Günümüz güçlüklerini gözetirsek Osmanlı’nın son zamanlarının yarattığı acıları daha iyi değerlendiririz. Onurlu ve çok başarılı askerlik hizmetleriyle birlikte cumhuriyet önderliği ATATÜRK’ü ölümsüzleştiren tarihsel bir şahlanıştır. Kurtuluş Savaşı’nın aşamalarını yadsıyan, O’nu ve arkadaşlarını hiçbir şey yapmamış gösteren, kimi yalanlar ve saldırılarla halkımızın sevgi ve saygısından uzaklaştırmaya çalışan inanç bezirganı, yabancı kökenli, ahlâk yoksunları asla unutmamalıdırlar, Türkiye Atatürk’tür, Atatürk Türkiye’dir. Atatürk’ü olmakla, Atatürkçü olmakla ne kadar övünsek azdır. Dünyanın önünde saygıyla eğilip andığı Kurtarıcı ve Kurucumuzu ufkumuzun güneşi biliyoruz.

İNÖNÜ

Atatürk’ümüzün en yakın silâh ve görev arkadaşı İsmet İNÖNÜ de komutanlığı ve devlet adamlığıyla asla unutulamaz bir büyüğümüzdür. O da bir döneme adını vermiş ulusal kahramanımızdır. Atatürk cumhuriyet, İnönü de demokrasi güneşidir. Herkesin İnönü’yü sevgi ve saygıyla anması gerekirken kimi siyaset adamları O’nu yalanlarla karalayıp suçlayarak oy toplama peşindedir. Aslında Atatürk’e bu yolla saldırmaktadırlar. 1950’den sonra doğanlardan kimilerinin O’nu yakıştırma ve olumsuz yorumlar, kötü amaçlarla unutturma çabaları çirkin birer kalkışmadır. Partizanlıkla kin kusanlar, insanlık dışı tutum ve davranışlarla O’na saldıranlar, kendilerinin kim olduğunu unutan ve unutturmak isteyen aymazlardır.

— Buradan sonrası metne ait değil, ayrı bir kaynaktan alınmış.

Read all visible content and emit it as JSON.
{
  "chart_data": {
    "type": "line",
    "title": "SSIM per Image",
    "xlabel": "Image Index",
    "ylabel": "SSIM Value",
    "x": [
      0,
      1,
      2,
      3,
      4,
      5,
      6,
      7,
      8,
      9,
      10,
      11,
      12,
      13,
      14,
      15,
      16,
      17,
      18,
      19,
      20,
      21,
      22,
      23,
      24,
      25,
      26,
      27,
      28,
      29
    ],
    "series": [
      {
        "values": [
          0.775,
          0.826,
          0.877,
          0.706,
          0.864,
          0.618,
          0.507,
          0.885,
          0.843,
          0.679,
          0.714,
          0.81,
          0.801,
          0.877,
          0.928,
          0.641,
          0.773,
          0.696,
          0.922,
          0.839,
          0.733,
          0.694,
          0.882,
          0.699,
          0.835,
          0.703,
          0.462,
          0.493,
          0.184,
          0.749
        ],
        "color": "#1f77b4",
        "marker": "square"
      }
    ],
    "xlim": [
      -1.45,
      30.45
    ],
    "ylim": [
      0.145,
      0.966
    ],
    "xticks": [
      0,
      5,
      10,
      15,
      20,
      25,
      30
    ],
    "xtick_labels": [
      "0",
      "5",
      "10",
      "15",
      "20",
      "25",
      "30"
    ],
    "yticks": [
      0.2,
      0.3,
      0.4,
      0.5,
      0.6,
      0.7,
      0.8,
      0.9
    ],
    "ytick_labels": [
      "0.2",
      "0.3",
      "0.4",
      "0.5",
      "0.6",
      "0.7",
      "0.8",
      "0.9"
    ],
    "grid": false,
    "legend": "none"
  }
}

O da saygıyla, sevgiyle, övgüyle, şükranla, minnetle anılır. O’nu sevmek de kişilik, yurtseverlik, bilgi ve terbiye belirtisidir. Atatürk’ün adını unutturmaya çalışanların, spor ve hava alanlarından silenlerin bu adın “Adımız ve andımız” olduğunu gözardı etmeleri kendi zayıflıklarıdır.

Bu iki örnek, çok büyük, unutulmaz insanlık anıtı Türk insanının tanımlanamaz ve ölçülemez değerlerini yansıtan İNÖNÜ’nün 21 Kasım 1938 günlü “Türk Milletine Beyanname” sinden şu tümceyle yazımızı dokuyoruz: “...Devletimizin kurucusu, ulusumuzun özverili ve içtenlikli hizmet vereni, insanlık ülküsünün âşık ve seçkin yüzü, eşsiz kahraman ATATÜRK, vatan sana minnettardır!”

ATATÜRK bizim için manevî kişiliği çok saygın, çok değerli bir kurumdur. İlkedir, ülküdür, erektir, amaçtır, ulusal simgedir. Ölümsüz bir değerler anıtıdır. ATATÜRK’ü karalayan suçlayanların, unutup unutturmaya çalışanların, hakkında yalan-dolanlarla dedikodu yapanların yalnız Türklüğünden değil, insanlığından kuşku duyulur. Yineliyorum: Türkiye Atatürk’tür, Atatürk Türkiye’dir.